Can we enable finer grained spatial control by letting users provide additional images that directly specify their desired image composition? In computer vision and machine learning, these additional images (e.g., edge maps, human pose skeletons, segmentation maps, depth, normals, etc.) are often treated as conditioning on the image generation process. Image-to-image translation models learn the mapping from conditioning images to target images. The research community has also taken steps to control text-to-image models with spatial masks , image editing instructions , personalization via finetuning , etc. While a few problems (e.g., generating image variations, inpainting) can be resolved with training-free techniques like constraining the denoising diffusion process or editing attention layer activations, a wider variety of problems like depth-to-image, pose-to-image, etc., require end-to-end learning and data-driven solutions.
Learning conditional controls for large text-to-image diffusion models in an end-to-end way is challenging. The amount of training data for a specific condition may be significantly smaller than the data available for general text-to-image training.
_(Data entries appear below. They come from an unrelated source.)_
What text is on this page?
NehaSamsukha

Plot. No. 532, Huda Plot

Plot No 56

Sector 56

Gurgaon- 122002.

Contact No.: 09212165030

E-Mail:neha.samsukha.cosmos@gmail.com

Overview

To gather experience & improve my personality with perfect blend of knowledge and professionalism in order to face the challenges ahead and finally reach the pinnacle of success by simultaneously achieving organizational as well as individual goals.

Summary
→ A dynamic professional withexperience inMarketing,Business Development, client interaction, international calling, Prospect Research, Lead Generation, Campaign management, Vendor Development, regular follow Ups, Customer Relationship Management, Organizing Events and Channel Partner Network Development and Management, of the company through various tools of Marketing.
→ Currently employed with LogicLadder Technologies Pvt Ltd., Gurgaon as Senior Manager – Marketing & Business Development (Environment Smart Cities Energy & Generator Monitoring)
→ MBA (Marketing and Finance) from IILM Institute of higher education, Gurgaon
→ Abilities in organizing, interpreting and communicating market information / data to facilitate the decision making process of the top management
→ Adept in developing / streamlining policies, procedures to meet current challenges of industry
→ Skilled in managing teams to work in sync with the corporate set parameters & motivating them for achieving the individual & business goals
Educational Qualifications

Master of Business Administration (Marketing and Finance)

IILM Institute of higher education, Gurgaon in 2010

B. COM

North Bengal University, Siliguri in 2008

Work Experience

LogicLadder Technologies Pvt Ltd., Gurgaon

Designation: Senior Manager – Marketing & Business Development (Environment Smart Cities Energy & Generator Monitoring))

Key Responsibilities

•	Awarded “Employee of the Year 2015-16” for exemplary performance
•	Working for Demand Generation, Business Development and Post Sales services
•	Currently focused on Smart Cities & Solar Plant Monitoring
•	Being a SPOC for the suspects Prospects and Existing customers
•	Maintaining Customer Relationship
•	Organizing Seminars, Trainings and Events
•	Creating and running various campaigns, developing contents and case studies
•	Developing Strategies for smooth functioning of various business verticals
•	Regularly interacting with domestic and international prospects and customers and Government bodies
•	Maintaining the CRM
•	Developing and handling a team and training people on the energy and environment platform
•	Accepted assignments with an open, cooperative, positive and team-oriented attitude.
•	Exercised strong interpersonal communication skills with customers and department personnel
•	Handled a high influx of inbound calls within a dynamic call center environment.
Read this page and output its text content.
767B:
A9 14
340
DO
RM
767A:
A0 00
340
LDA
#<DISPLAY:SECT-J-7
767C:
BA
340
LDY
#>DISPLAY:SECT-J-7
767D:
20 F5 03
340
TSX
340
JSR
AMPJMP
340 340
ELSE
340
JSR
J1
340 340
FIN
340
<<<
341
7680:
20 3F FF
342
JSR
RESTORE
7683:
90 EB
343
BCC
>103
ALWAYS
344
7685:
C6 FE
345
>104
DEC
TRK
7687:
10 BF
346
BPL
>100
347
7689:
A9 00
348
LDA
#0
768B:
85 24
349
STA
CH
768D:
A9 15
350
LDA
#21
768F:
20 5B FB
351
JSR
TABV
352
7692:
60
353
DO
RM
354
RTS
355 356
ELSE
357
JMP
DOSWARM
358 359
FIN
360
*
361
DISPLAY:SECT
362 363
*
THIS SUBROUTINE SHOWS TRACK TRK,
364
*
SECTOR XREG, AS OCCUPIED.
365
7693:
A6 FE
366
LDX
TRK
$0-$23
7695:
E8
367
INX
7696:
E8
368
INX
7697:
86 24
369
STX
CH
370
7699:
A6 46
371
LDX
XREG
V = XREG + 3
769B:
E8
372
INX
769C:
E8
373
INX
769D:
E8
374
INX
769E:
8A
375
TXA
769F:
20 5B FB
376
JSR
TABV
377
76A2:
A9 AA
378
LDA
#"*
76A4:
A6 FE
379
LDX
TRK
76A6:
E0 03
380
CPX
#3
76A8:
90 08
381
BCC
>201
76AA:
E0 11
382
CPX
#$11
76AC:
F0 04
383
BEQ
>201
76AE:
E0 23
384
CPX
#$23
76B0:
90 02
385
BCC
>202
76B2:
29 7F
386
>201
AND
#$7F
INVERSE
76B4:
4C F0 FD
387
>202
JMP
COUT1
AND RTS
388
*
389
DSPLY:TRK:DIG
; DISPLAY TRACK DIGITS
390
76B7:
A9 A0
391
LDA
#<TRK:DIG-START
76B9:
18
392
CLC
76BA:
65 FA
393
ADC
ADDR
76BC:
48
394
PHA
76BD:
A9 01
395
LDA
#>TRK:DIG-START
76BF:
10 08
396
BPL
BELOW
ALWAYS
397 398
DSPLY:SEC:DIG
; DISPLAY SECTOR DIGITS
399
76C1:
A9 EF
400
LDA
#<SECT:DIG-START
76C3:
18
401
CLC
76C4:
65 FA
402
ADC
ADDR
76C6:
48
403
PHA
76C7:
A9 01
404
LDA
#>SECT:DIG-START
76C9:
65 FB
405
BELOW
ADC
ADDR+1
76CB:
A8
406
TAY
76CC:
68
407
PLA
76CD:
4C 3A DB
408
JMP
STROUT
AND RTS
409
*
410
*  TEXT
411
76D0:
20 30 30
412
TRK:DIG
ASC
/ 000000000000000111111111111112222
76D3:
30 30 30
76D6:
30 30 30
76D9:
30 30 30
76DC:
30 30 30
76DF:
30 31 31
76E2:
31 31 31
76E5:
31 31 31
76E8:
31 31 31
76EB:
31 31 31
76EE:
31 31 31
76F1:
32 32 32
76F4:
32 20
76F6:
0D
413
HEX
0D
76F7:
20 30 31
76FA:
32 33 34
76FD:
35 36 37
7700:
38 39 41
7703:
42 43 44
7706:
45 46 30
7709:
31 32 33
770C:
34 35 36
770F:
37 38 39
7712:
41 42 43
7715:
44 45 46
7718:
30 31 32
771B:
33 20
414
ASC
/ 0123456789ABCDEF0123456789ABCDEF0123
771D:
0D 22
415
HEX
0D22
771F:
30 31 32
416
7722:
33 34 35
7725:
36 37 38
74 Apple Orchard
For instance, the largest datasets for various specific problems (e.g., object shape/normal, human pose extraction, etc.) are usually about 100K in size, which is 50,000 times smaller than the LAION-5B dataset that was used to train Stable Diffusion . The direct finetuning or continued training of a large pretrained model with limited data may cause overfitting and catastrophic forgetting . Researchers have shown that such forgetting can be alleviated by restricting the number or rank of trainable parameters . For our problem, designing deeper or more customized neural architectures might be necessary for handling in-the-wild conditioning images with complex shapes and diverse high-level semantics.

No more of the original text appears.